John Downing: Labour bears brunt of public anger over cuts and that's not going to change soon
Published 29/10/2012 | 17:00
LABOUR members and supporters can today reflect that things could be worse. They could be backers of the United Left Alliance or another political group bracketed for survey purposes as 'Others'.
But that is about the only succour Labour can take from the latest RedC opinion poll. Being the smaller partner in a coalition government -- something the party has wanted to be for a decade and a half -- is indeed a tough old station. And all the signs are that it will get a heck of a lot tougher.
True, these opinion polls, published in the 'Sunday Business Post', are a monthly event. And, true again, there is no huge change in these headline findings for October. That, however, may well be the main point about this survey: its ordinariness; its 'political business-as-usual' story.
The biggest feature of the opinion poll is that Fine Gael and Enda Kenny are still flying high as they approach the end of their second year in office. On February 25, 2011, Fine Gael got 36pc of the available vote and returned 76 TDs.
Now, after 20 months of non-stop apportioning misery, Fine Gael are rated on 34pc. That is some achievement in itself.
Enda Kenny and his party are in no position to be complacent. The survey questions were put on Monday, Tuesday and Wednesday. On Sunday last the nation was treated to a strong goodwill signal about bank debt from German Chancellor Angela Merkel and Enda Kenny was benefiting from the backwash on those survey days.
We know not how, when, or how much will materialise from Berlin's goodwill. But all EU battles are long and grim and, for now at least, the Taoiseach and his officials are playing a good and strong game. Much about Enda Kenny's and Fine Gael's political future ultimately turns on the outcome of this eurozone process -- but for now the signs are good.
By contrast, drilling a little deeper into things, we cannot find any comparable good news for Eamon Gilmore and Labour. They got 19pc of the vote and returned 37 TDs in February 2011.
Labour are on 13pc -- down about a third in support 20 months after the election. Eamon Gilmore, though he heads the Department of Foreign Affairs which is in the vanguard of efforts to get a break on Ireland's bank debt, is not getting much political credit.
The survey breakdown brings even grimmer news for Labour: more than half of Labour's supporters are 'becoming disillusioned'; over one-third are 'losing faith' with the party. Just a little more than one in eight Labour supporters are described as 'loyal and happy' and would certainly vote for the party next time.
This is not new. Labour experienced this phenomenon in 1977 after four years in coalition with Fine Gael under Taoiseach Liam Cosgrave; in 1987 after a similar period in government led by the late Garret FitzGerald; and in 1997 after periods in government with both Fianna Fail and Fine Gael headed by Albert Reynolds and John Bruton.
Labour is undoubtedly being punished for having a more strongly stated set of beliefs. Times are tough and remedies are too often about squalid cutbacks in sectors they are sworn to defend. Not everything Labour is doing in government is wrong. But trying to communicate that fact remains a tall order.

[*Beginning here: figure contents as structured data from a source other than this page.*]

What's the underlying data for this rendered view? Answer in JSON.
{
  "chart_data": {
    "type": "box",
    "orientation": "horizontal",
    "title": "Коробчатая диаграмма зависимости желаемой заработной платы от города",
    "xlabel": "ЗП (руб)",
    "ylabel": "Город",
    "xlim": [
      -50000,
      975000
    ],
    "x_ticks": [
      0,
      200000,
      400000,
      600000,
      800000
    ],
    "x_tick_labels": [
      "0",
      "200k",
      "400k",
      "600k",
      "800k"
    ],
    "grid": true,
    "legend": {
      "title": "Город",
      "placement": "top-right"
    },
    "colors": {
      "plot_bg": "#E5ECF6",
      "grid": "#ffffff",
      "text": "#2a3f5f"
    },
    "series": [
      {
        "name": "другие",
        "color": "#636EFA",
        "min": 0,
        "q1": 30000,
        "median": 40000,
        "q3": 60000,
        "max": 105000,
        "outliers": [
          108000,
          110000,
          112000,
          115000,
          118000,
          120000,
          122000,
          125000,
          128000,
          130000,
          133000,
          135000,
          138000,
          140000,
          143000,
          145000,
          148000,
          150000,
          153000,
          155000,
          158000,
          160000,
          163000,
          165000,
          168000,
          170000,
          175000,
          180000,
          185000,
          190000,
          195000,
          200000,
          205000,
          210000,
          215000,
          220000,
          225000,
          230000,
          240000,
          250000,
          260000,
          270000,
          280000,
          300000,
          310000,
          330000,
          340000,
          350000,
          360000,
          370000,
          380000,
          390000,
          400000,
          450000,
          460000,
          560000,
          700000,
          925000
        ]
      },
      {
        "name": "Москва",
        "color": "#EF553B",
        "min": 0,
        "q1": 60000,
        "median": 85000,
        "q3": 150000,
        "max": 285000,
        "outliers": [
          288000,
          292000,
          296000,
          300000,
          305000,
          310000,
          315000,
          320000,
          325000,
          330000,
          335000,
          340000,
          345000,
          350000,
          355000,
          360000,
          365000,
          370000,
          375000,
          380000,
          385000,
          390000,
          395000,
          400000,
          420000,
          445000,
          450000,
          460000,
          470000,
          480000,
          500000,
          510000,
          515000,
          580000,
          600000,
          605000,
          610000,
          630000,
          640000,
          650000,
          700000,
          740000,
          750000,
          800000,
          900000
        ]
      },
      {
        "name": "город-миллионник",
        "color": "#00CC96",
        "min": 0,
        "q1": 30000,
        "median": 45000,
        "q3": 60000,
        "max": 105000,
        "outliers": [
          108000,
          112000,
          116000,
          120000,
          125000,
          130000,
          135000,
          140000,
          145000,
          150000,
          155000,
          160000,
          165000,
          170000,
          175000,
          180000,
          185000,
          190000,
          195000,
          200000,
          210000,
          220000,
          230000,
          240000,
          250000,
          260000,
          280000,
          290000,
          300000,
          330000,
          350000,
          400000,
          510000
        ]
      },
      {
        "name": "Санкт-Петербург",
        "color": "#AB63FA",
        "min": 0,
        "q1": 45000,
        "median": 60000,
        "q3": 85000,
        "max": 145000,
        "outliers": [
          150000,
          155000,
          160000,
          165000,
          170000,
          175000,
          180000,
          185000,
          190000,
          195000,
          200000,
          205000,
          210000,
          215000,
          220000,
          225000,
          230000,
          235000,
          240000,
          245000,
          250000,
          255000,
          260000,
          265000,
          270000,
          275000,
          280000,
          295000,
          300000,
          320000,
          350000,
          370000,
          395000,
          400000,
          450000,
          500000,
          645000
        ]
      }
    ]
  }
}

It is interesting to note that Fine Gael has been busy moving into Fianna Fail's 'political catch-all' space since the last general election. But Micheal Martin's Fianna Fail just might be on the road back as they show on 19pc and are again in second place.
In fact, RedC shows that middle centrist Ireland is realistic about where we are right now. If you add Fine Gael and Fianna Fail, you find that support for taking the fiscal medicine is rock solid.
Sinn Fein, on 17pc, are still seven points ahead of their last election performance. But their soaraway rise has halted and if they are not winning hearts and minds now, perhaps they never will.
Ming Flanagan, Richard Boyd Barrett and all of the 'Others' remain on the political margins on a combined 17pc. It seems reasonable to expect that the far left in Irish politics could do better, given the harsh economic climate. More than half of those surveyed find that the country is 'on the wrong track'.
At a time when people -- including some of the International Monetary Fund's own experts -- feel that continual cutbacks and austerity are not what is required, surely the radical political wing could and should garner more support?
The far left frailty is indeed good news for Labour and Eamon Gilmore. But there is precious little other good news out there for them today.